There is the element of choice in matters of forgiveness: choice in the dispensing and receiving of forgiveness; choice also in requesting forgiveness. If forgiveness may be rejected, if it is up to the trespasser to accept or not accept forgiveness, it is also up to that actor to ask forgiveness. That is the process we find in several scriptures. For example, in the Genesis 50:17 account, the brothers of Joseph asked for it; they said something; they “spake” something, then it was reciprocally dispensed to them in the language of tears.
So shall ye SAY unto Joseph, Forgive, I pray thee now, THE trespass of thy brethren, and their sin; for they did unto thee evil: and now, we pray thee, forgive the trespass of the servants of the God of thy father. And Joseph wept when THEY SPAKE unto him (Genesis 50:17).
In the New Testament also, we find the same truth about the place of confession in obtaining forgiveness. According to Apostle John,
IF we CONFESS our sins, he is faithful and just to FORGIVE us our sins, and to CLEANSE us from all unrighteousness (1 John 1:9).
If, according to 1 John 1:9, it takes confession to obtain forgiveness, the logical implication is that ‘if’ one does not confess their sin, they cannot receiveforgiveness for it.
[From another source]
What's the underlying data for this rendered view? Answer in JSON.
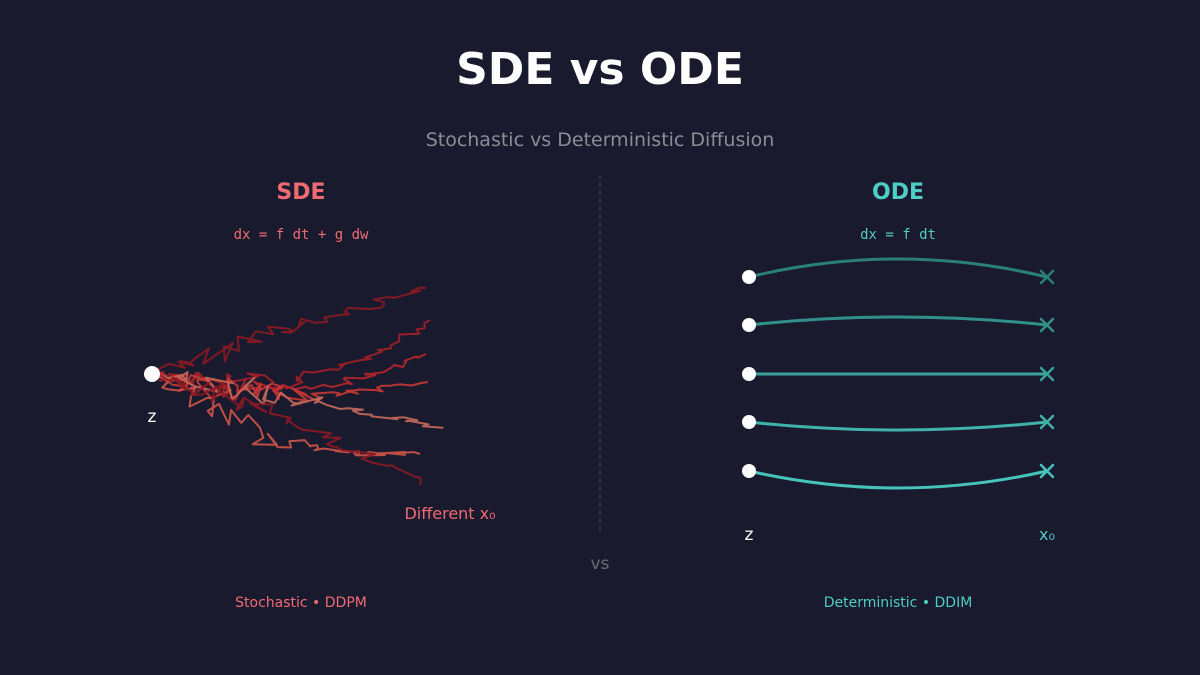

Also, if what one chooses to confess is their righteousness or their ‘points’ rather than their sins, they might win a case but lose forgiveness. Worse still when what they choose to ‘confess’ is the other person’s fault rather than theirs.
Therapeutic though it is, confession of sin is an implicit admission of guilt, which is why someone might never wish to say they are sorry, because they never agree that they ever do anything wrong. That is fettering pride. Unfortunately, by the same arrogant spirit that would not let them admit a fault and pursue peace, they also disqualify themselves from receiving forgiveness from Heaven (Matthew 6:12, 14). Such people maintain before God a constantly swelling file of transgressions that would never be cleared despite the numberless ‘confessions’ they make to God and to priests, more out of a sense of religious than righteous duty (Mark 11:26).
Confession says, “I committed this trespass against you. I am sorry about it. Please, forgive me.” It does not excuse itself. True confession does not just say, “I apologise for everything.” ‘Everything’ is nothing. Nobody is offended by ‘everything’ or by ‘whatever,’ but by a specific act or the omission of it. Sometimes, such generalized apology for ‘everything’ or for ‘whatever I did’ is merely pride eloquently disguised as penitence. True confession for sin or application for forgiveness would clearly admit guilt; it would say who was wronged and who was the wrongdoer.
Forgiveness is requested, it is not demanded. One does not say, “But I have been begging him since and he doesn’t want to forgive. After all, is he god that I should be begging him over this very small matter?” ForGIVEness should be a gift, not an extortion. Penitence is deeper than the words of confession by which one ‘applies’ for forgiveness. If confession has no root in a repentant heart, if it is only as deep as the tongue, then it had been mere religious or ceremonial oration, which could be very offensive to the sensitive soul, and might do worse damage than before.